Namun hari ini, akhirnya aku menyadari satu hal yang sungguh telah jelas dan selalu kuabaikan, bahwa ia tak kan pernah cukup kuat untuk melakukannya. Ia tidak akan pernah sungguh-sungguh denganku. Dan aku melepasnya, dengan segenap hati yang telah rekat untuk kembali memperjuangkan cinta lain yang lebih berharga.
Ada begitu banyak kenangan manis yang tak mampu kuusir bayangnya, bahkan setelah aku memutuskan untuk melepasnya. Ada begitu banyak tanya yang tak mampu kujawab, bahkan setelah aku tahu ia tak cukup baik bagiku. Dan ada begitu banyak kata “seandainya”, bahkan setelah aku tahu ia telah memiliki dan dimiliki oleh sebentuk hati yang lain. Hati yang tidak menerakan namaku padanya.
            Namun masa itu telah terlewati. Saat aku berdiri dan melihatnya kembali, aku tahu perasaan itu sudah meninggalkanku bersamaan dengan keputusannya untuk memiliki hati yang lain.
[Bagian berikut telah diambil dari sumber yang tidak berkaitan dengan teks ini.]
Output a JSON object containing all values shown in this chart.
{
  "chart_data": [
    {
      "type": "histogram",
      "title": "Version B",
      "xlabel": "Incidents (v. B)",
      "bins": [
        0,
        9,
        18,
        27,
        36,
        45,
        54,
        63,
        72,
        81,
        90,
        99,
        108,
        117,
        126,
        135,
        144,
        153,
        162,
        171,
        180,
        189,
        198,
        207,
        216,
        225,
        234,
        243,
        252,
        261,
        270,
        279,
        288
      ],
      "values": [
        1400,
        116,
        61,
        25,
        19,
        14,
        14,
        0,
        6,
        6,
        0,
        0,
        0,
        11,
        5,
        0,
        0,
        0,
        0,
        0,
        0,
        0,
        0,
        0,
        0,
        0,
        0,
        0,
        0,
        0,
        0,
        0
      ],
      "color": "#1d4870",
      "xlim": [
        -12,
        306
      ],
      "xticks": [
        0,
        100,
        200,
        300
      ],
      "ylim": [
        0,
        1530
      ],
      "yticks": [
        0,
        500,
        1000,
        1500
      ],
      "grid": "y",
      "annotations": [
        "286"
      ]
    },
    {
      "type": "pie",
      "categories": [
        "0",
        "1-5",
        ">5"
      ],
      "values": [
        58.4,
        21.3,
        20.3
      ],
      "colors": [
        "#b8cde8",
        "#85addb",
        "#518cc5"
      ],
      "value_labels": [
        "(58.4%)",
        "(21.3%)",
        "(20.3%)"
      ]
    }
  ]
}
Kini aku dapat tersenyum, dan bahkan mampu berharap bahwa suatu hari nanti aku akan seberuntung dirinya untuk menemukan pendamping sesungguhnya yang akan memperjuangkanku, tidak peduli prinsip apa yang dimilikinya.
            Karena aku percaya ketika kita mencintai seseorang begitu rupa, kita akan melupakan asal-usul, mengabaikan setiap peringatan, dan memperjuangkannya hanya demi melihatnya tersenyum. Itulah yang aku percayai, dan aku sungguh berharap ketika cinta seperti itu datang padaku, maka tak ada lagi perjuangan satu pihak.
            Yah mungkin karena aku ditakdirkan untuk menyukainya dalam satu waktu dalam hidupku, hanya untuk mempelajari bahwa aku harus kembali menunggu seseorang yang sungguh akan memberikan segalanya untukku, tanpa pernah aku meminta atau pun memperjuangkannya.